Fans against BCS form PAC

WASHINGTON -- Lawmakers who have been trying to prod college football to replace the Bowl Championship Series with a playoff system now have the Washington equivalent of a booster club: a political action committee.

A group of college football fans launched the Playoff PAC Monday with the goal of electing similarly minded members of Congress. The hope is that if there's enough pressure from Congress, the BCS -- a complex system of computer rankings and polls that often draws criticism -- will voluntarily change to a playoff system. The BCS released its first standings of the season on Sunday.

"We recognize this is not a top-of-the-line issue for members of Congress and for the public, but college football is financially and culturally important to a lot of people," said one of the PAC's founders, Washington lawyer Matthew Sanderson. "So we feel members of Congress should spend time on a national institution that's financially and culturally important to their constituents. We also feel there will be a lot of support out there for this type of an effort."

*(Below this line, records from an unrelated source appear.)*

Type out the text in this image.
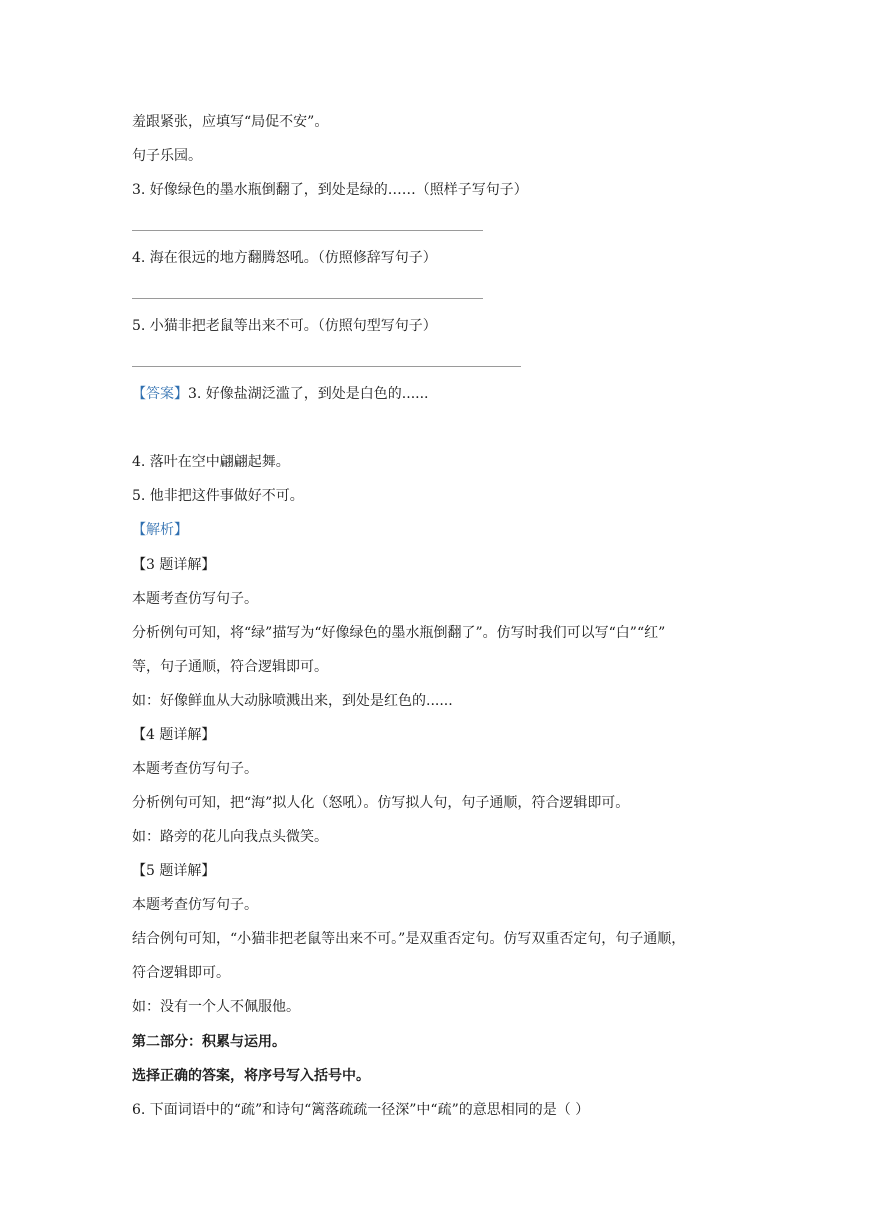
羞跟紧张，应填写“局促不安”。
句子乐园。
3. 好像绿色的墨水瓶倒翻了，到处是绿的……（照样子写句子）
4. 海在很远的地方翻腾怒吼。（仿照修辞写句子）
5. 小猫非把老鼠等出来不可。（仿照句型写句子）
【答案】3. 好像盐湖泛滥了，到处是白色的......
4. 落叶在空中翩翩起舞。
5. 他非把这件事做好不可。
【解析】
【3 题详解】
本题考查仿写句子。
分析例句可知，将“绿”描写为“好像绿色的墨水瓶倒翻了”。仿写时我们可以写“白”“红”
等，句子通顺，符合逻辑即可。
如：好像鲜血从大动脉喷溅出来，到处是红色的......
【4 题详解】
本题考查仿写句子。
分析例句可知，把“海”拟人化（怒吼）。仿写拟人句，句子通顺，符合逻辑即可。
如：路旁的花儿向我点头微笑。
【5 题详解】
本题考查仿写句子。
结合例句可知，“小猫非把老鼠等出来不可。”是双重否定句。仿写双重否定句，句子通顺，
符合逻辑即可。
如：没有一个人不佩服他。
第二部分：积累与运用。
选择正确的答案，将序号写入括号中。
6. 下面词语中的“疏”和诗句“篱落疏疏一径深”中“疏”的意思相同的是（ ）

"What we wanted to do was put together an effective way to ratchet up the political pressure," he added.

Sanderson worked as campaign finance lawyer for John McCain's 2008 presidential campaign. He is also a graduate of the University of Utah, whose football team was passed over for last season's national championship even though it went undefeated in the regular season.

The current college bowl system features a championship game between the two top teams in the BCS standings, based on two polls and six computer rankings. After the title game, eight other schools fill in the remaining slots for Orange, Sugar, Fiesta and Rose bowls. Under the BCS, six conferences get automatic bids -- the Atlantic Coast, Big East, Big 12, Big Ten, Pacific-10 and Southeastern. Other conferences have to qualify.

For years, members of Congress have railed that the system is unfair. This year, Congress held two hearings on the BCS, and several lawmakers have introduced bills aimed at forcing a playoff system. But none of the bills has moved.

In a news release that featured quotes from three BCS critics in Congress, the PAC said that change will come only when there are more "college football reformers" in Congress.

"This 'reform caucus' must be expanded so BCS officials understand that federal intervention is imminent if they refuse to answer the public's calls for change," the PAC said.

Sanderson said that the PAC will raise money from college football fans.

"We fundamentally see ourselves as a grass roots effort," he said.

In a statement, Harvey Perlman, chancellor of the University of Nebraska and chairman of the BCS Presidential Oversight Committee, called the BCS one of the best things to happen to postseason football.

"It modifies the traditional conference alignment with particular bowls to create the opportunity for the No. 1 and No. 2 ranked teams to meet in a bowl game, while preserving the bowl system to the benefit of 64 universities and many cities around the country," he said.